Tsai — one of the co-founders of the Alibaba Group, which runs the Chinese equivalent of Amazon — is a billionaire with his feet in both the United States and China. He spoke to Bloomberg News recently about where things stand now in the NBA/China relationship (hat tip Nets Daily).

Tsai is eager to see NBA games back on [state run] CCTV. Although [streaming service] Tencent has begun showing them again, the state-owned broadcaster has yet to budge. A person familiar with the matter says the league is optimistic the network will relent, beginning with the All-Star Game on Feb. 16—there’s no ready replacement, after all, for LeBron James and Giannis Antetokounmpo.

“Once you are on the air,” Tsai says, “everything will come back.”

For now.

The NBA, like any American group doing business in China, is caught up in geopolitical forces well beyond its control, from trade wars to protests in Hong Kong. Morey’s Tweet touched on what Tsai called a “third rail of Chinese politics” but he spoke of the Hong Kong protestors as separatists when they would argue they simply want what was promised them in the agreement that transferred control of the city from Brittish to Chinese rule. (And that last sentence itself is a gross oversimplification of a complicated situation.)

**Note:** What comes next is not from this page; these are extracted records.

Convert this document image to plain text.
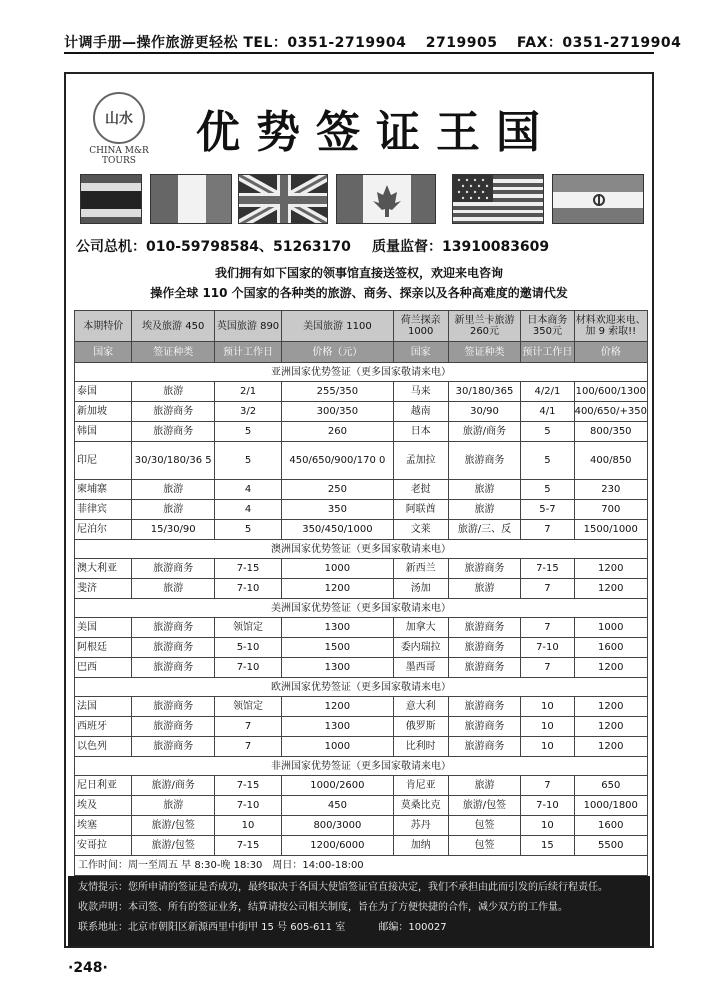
计调手册—操作旅游更轻松 TEL：0351-2719904 2719905 FAX：0351-2719904
山水
CHINA M&R
TOURS
优势签证王国
公司总机：010-59798584、51263170 质量监督：13910083609
我们拥有如下国家的领事馆直接送签权，欢迎来电咨询
操作全球 110 个国家的各种类的旅游、商务、探亲以及各种高难度的邀请代发
本期特价	埃及旅游 450	英国旅游 890	美国旅游 1100	荷兰探亲 1000	新里兰卡旅游 260元	日本商务 350元	材料欢迎来电、加 9 索取!!
国家	签证种类	预计工作日	价格（元）	国家	签证种类	预计工作日	价格
亚洲国家优势签证（更多国家敬请来电）							
泰国	旅游	2/1	255/350	马来	30/180/365	4/2/1	100/600/1300
新加坡	旅游商务	3/2	300/350	越南	30/90	4/1	400/650/+350
韩国	旅游商务	5	260	日本	旅游/商务	5	800/350
印尼	30/30/180/36 5	5	450/650/900/170 0	孟加拉	旅游商务	5	400/850
柬埔寨	旅游	4	250	老挝	旅游	5	230
菲律宾	旅游	4	350	阿联酋	旅游	5-7	700
尼泊尔	15/30/90	5	350/450/1000	文莱	旅游/三、反	7	1500/1000
澳洲国家优势签证（更多国家敬请来电）							
澳大利亚	旅游商务	7-15	1000	新西兰	旅游商务	7-15	1200
斐济	旅游	7-10	1200	汤加	旅游	7	1200
美洲国家优势签证（更多国家敬请来电）							
美国	旅游商务	领馆定	1300	加拿大	旅游商务	7	1000
阿根廷	旅游商务	5-10	1500	委内瑞拉	旅游商务	7-10	1600
巴西	旅游商务	7-10	1300	墨西哥	旅游商务	7	1200
欧洲国家优势签证（更多国家敬请来电）							
法国	旅游商务	领馆定	1200	意大利	旅游商务	10	1200
西班牙	旅游商务	7	1300	俄罗斯	旅游商务	10	1200
以色列	旅游商务	7	1000	比利时	旅游商务	10	1200
非洲国家优势签证（更多国家敬请来电）							
尼日利亚	旅游/商务	7-15	1000/2600	肯尼亚	旅游	7	650
埃及	旅游	7-10	450	莫桑比克	旅游/包签	7-10	1000/1800
埃塞	旅游/包签	10	800/3000	苏丹	包签	10	1600
安哥拉	旅游/包签	7-15	1200/6000	加纳	包签	15	5500
工作时间：周一至周五 早 8:30-晚 18:30　周日：14:00-18:00							
友情提示：您所申请的签证是否成功，最终取决于各国大使馆签证官直接决定，我们不承担由此而引发的后续行程责任。
收款声明：本司签、所有的签证业务，结算请按公司相关制度，旨在为了方便快捷的合作，减少双方的工作量。
联系地址：北京市朝阳区新源西里中街甲 15 号 605-611 室	邮编：100027
·248·
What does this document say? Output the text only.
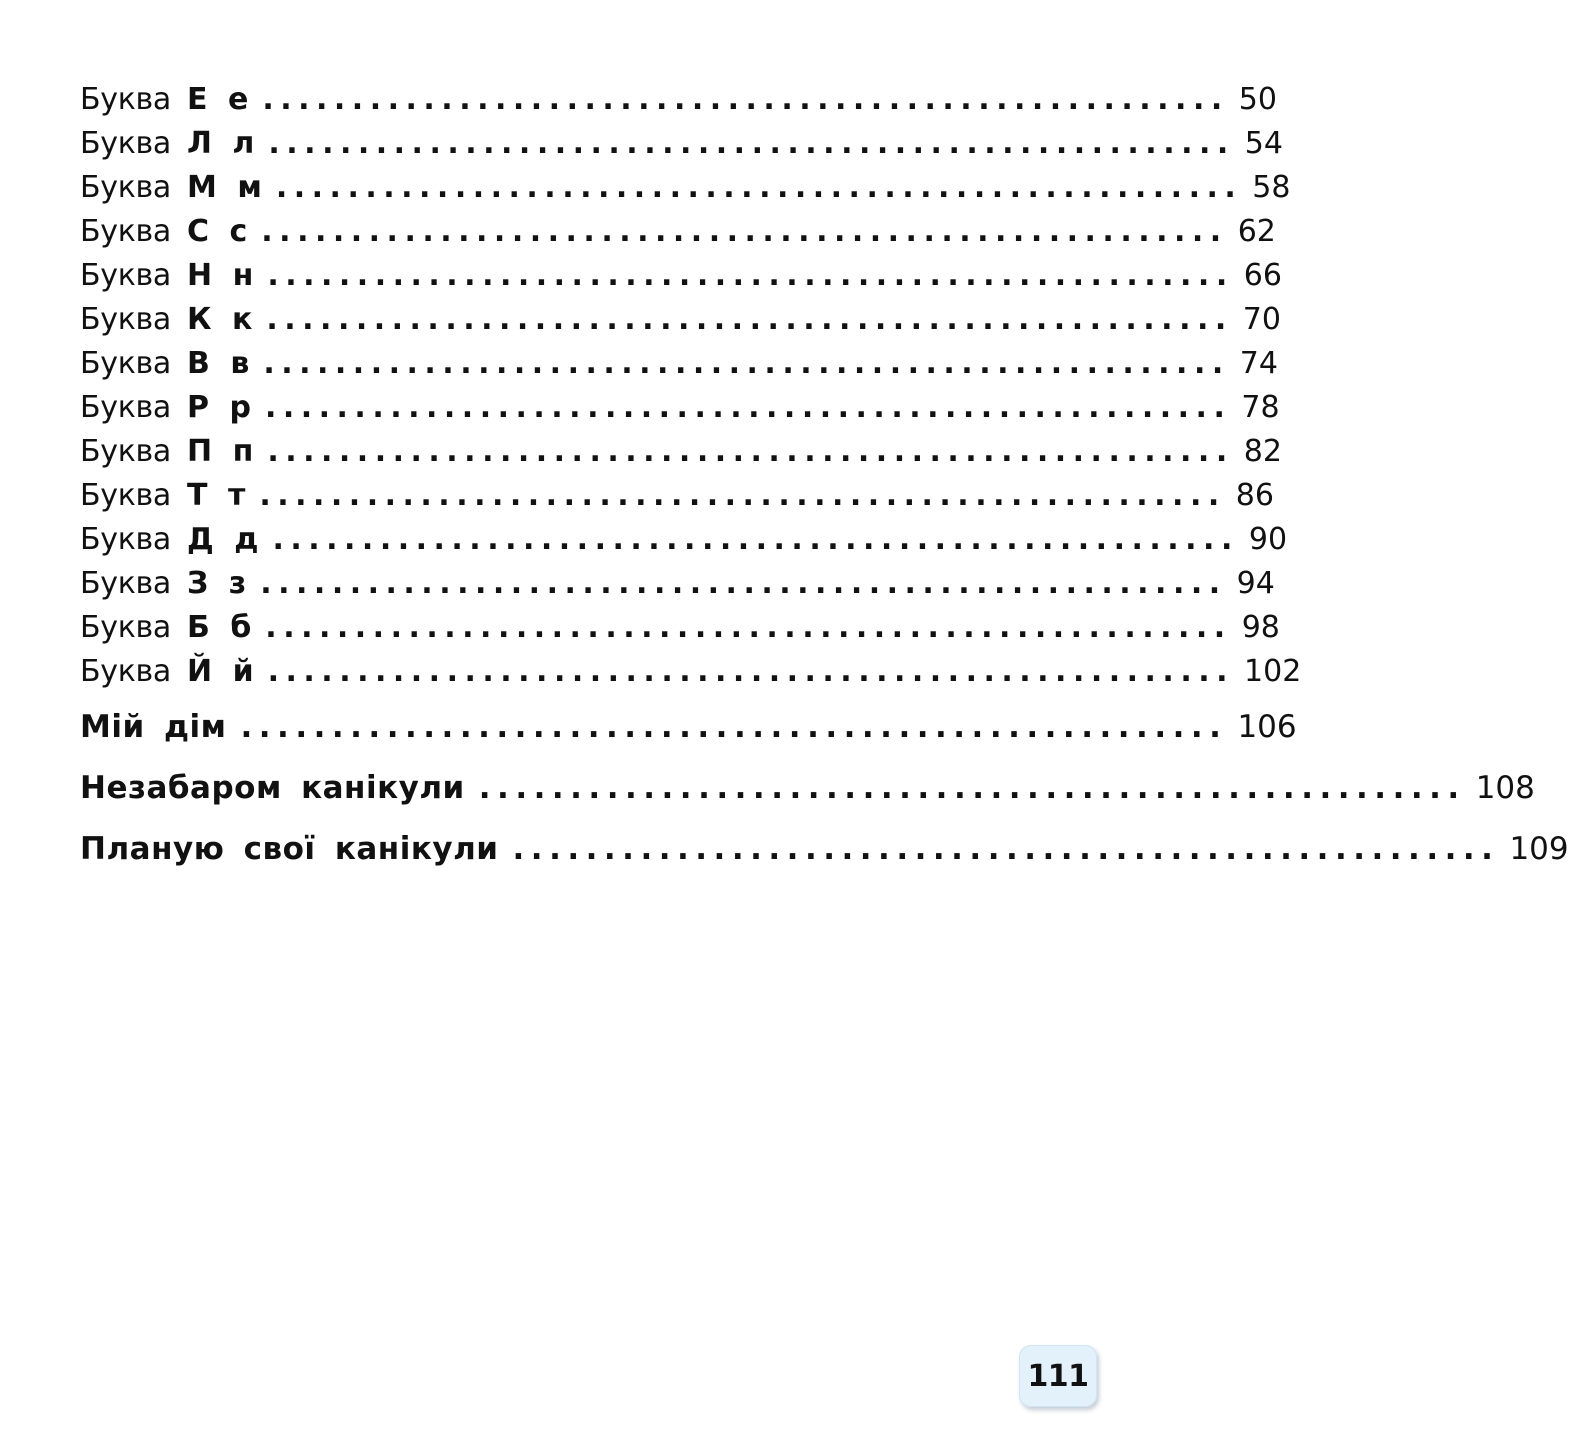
Буква Е е ...................................................... 50
Буква Л л ...................................................... 54
Буква М м ...................................................... 58
Буква С с ...................................................... 62
Буква Н н ...................................................... 66
Буква К к ...................................................... 70
Буква В в ...................................................... 74
Буква Р р ...................................................... 78
Буква П п ...................................................... 82
Буква Т т ...................................................... 86
Буква Д д ...................................................... 90
Буква З з ...................................................... 94
Буква Б б ...................................................... 98
Буква Й й ...................................................... 102
Мій дім ...................................................... 106
Незабаром канікули ...................................................... 108
Планую свої канікули ...................................................... 109
111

NBA games likely will end up back on Chinese television soon (although it will be longer for Rockets’ games), and the business of the NBA in China will continue. Both sides want to make money (and in China, keep a younger generation happy with a sport they have grown to love). However, the underlying issues that caused the last flare-up are not going away — things may be just simmering on the back burner, but the flames are not turned off.

When things do flare up again, Tsai will end up fight back in the middle of it.